Pour réaliser cette vision, chacun des trois pays s’était engagé dans un vaste programme de modernisation. Le Kenya devait notamment construire ou rénover plusieurs grandes enceintes à Nairobi et dans d’autres villes stratégiques, afin d’assurer une capacité d’accueil adéquate pour un tournoi continental. De son côté, l’Ouganda misait sur la rénovation du stade national Nelson Mandela à Kampala et la construction de nouvelles infrastructures conformes aux exigences les plus strictes de la CAF. La Tanzanie, quant à elle, avait lancé plusieurs projets ambitieux, avec de nouveaux stades à Arusha et Dodoma, tout en investissant massivement pour moderniser ses installations sportives. Cette mobilisation collective visait à illustrer la solidarité régionale et à faire de la CAN 2027 (prévue du 19 juin au 18 juillet 2027) un véritable moteur de développement pour l’ensemble de l’Afrique de l’Est. Pendant de longs mois, les autorités des trois pays ont affiché une confiance totale, multipliant promesses et déclarations ambitieuses pour rassurer la CAF et les partenaires sur l’avancement du projet.

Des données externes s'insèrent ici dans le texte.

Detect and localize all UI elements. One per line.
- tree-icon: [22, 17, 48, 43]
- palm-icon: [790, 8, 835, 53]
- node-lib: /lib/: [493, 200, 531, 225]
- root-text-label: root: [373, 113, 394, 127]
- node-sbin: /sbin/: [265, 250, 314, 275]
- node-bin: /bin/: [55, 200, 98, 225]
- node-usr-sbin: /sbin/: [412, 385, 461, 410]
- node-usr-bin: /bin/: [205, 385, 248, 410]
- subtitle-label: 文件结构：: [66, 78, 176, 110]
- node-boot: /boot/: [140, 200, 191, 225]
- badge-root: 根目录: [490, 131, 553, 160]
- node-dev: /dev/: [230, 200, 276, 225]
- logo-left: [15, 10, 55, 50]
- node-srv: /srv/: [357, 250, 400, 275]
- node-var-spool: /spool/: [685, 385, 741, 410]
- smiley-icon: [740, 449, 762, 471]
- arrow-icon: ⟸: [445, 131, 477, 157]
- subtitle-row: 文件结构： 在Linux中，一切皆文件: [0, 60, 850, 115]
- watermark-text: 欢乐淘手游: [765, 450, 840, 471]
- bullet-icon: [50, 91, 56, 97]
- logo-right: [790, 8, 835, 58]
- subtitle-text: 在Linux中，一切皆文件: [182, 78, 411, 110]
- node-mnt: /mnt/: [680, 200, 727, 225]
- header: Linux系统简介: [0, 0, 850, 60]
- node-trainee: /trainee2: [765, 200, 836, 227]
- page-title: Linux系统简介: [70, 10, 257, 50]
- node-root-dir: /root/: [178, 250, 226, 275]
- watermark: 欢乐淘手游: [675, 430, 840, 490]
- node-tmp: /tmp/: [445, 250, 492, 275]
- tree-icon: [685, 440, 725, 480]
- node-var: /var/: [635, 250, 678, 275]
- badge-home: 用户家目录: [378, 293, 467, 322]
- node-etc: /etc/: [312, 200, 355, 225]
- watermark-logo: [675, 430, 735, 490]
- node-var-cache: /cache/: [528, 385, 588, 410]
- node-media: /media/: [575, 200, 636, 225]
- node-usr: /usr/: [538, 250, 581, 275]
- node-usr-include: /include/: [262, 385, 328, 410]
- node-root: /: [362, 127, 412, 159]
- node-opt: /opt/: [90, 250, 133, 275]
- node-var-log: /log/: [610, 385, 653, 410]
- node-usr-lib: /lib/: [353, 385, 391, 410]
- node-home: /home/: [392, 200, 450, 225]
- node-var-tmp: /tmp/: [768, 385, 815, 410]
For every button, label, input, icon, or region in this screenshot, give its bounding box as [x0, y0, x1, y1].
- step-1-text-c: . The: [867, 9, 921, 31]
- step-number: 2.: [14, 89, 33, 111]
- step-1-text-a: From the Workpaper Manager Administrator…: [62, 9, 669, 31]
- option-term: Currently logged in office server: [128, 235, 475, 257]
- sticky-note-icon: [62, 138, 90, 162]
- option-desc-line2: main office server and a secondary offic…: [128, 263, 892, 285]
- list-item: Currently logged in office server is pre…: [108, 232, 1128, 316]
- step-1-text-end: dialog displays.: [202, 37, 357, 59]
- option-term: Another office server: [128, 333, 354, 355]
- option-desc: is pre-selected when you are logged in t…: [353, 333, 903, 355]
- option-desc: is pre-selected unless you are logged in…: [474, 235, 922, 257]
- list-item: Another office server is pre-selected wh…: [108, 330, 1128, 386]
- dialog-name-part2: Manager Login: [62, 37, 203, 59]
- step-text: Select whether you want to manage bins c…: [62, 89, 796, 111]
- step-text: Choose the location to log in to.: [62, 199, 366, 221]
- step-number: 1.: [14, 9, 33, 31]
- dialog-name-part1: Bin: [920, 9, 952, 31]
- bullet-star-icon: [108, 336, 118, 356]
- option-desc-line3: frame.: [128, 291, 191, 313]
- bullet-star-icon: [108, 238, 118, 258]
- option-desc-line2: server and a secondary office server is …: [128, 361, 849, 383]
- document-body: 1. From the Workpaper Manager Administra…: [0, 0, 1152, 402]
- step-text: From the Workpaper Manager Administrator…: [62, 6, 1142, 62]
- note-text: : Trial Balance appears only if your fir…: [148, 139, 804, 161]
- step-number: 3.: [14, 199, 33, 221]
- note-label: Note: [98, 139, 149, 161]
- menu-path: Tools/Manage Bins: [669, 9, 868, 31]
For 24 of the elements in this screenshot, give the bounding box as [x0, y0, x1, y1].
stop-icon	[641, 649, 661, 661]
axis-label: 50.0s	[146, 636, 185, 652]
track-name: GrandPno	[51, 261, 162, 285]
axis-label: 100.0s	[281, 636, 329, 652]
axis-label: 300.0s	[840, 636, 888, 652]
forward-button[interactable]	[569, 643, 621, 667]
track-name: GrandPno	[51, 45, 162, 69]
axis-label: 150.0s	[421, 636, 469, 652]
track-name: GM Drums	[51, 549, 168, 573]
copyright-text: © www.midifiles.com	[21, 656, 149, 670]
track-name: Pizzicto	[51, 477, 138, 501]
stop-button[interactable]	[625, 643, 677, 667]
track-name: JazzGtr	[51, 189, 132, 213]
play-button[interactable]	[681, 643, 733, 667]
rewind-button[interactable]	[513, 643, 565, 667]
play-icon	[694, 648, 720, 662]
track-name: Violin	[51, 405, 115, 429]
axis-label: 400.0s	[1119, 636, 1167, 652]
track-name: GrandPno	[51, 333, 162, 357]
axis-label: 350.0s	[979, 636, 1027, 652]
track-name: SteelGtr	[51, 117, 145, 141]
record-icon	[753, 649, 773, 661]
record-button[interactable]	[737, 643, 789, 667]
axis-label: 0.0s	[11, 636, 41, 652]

Le Rwanda et l’Afrique du Sud se tiennent prêts

Cependant, à un peu plus d’un an de l’événement, l’optimisme initial cède progressivement la place à de sérieuses inquiétudes. Un rapport d’inspection réalisé par la CAF, suite à une visite sur site, a révélé de nombreux retards dans la construction et la rénovation des infrastructures, remettant en question la capacité des pays hôtes à respecter les délais. L’Ouganda se trouve particulièrement en difficulté, car aucun des stades inspectés ne répond actuellement aux exigences de catégorie 4 de la CAF, le niveau d’homologation le plus élevé pour accueillir des compétitions internationales. Plusieurs installations présentent encore d’importantes lacunes, notamment dans les zones réservées aux joueurs, aux arbitres et aux médias. Au Kenya, la situation n’est guère plus rassurante, certains chantiers majeurs accusant également des retards significatifs. Le stade Talanta de Nairobi, pièce maîtresse du projet kényan, devait initialement être livré fin 2025, mais sa livraison a déjà été repoussée à l’été 2026, alimentant les doutes sur la capacité du pays à terminer les travaux à temps. Face à ces incertitudes, la CAF envisage plusieurs scénarios alternatifs pour éviter une organisation chaotique.

Dans les coulisses, l’idée d’une délocalisation complète commence à émerger, avec l’Afrique du Sud comme option la plus crédible pour accueillir l’événement, selon des informations rapportées. Ce pays dispose en effet d’infrastructures déjà prêtes, héritées de la Coupe du Monde 2010, et pourrait organiser la compétition dans des délais bien plus sûrs. Une telle décision provoquerait toutefois un véritable séisme politique et sportif en Afrique de l’Est. Selon plusieurs sources proches du dossier, relayées dans la presse, le Kenya et l’Ouganda continuent de faire pression pour conserver l’organisation, promettant d’accélérer les travaux et de tenir leurs engagements. La Tanzanie, qui semble aujourd’hui être le pays le plus avancé dans ses préparatifs, serait très défavorable à une délocalisation due aux retards de ses voisins. Une situation explosive qui place désormais la CAN 2027 sous une menace réelle et pourrait inciter la CAF à prendre une décision rapide pour éviter une nouvelle crise autour de son tournoi phare, alors que le Rwanda attend également dans les starting-blocks.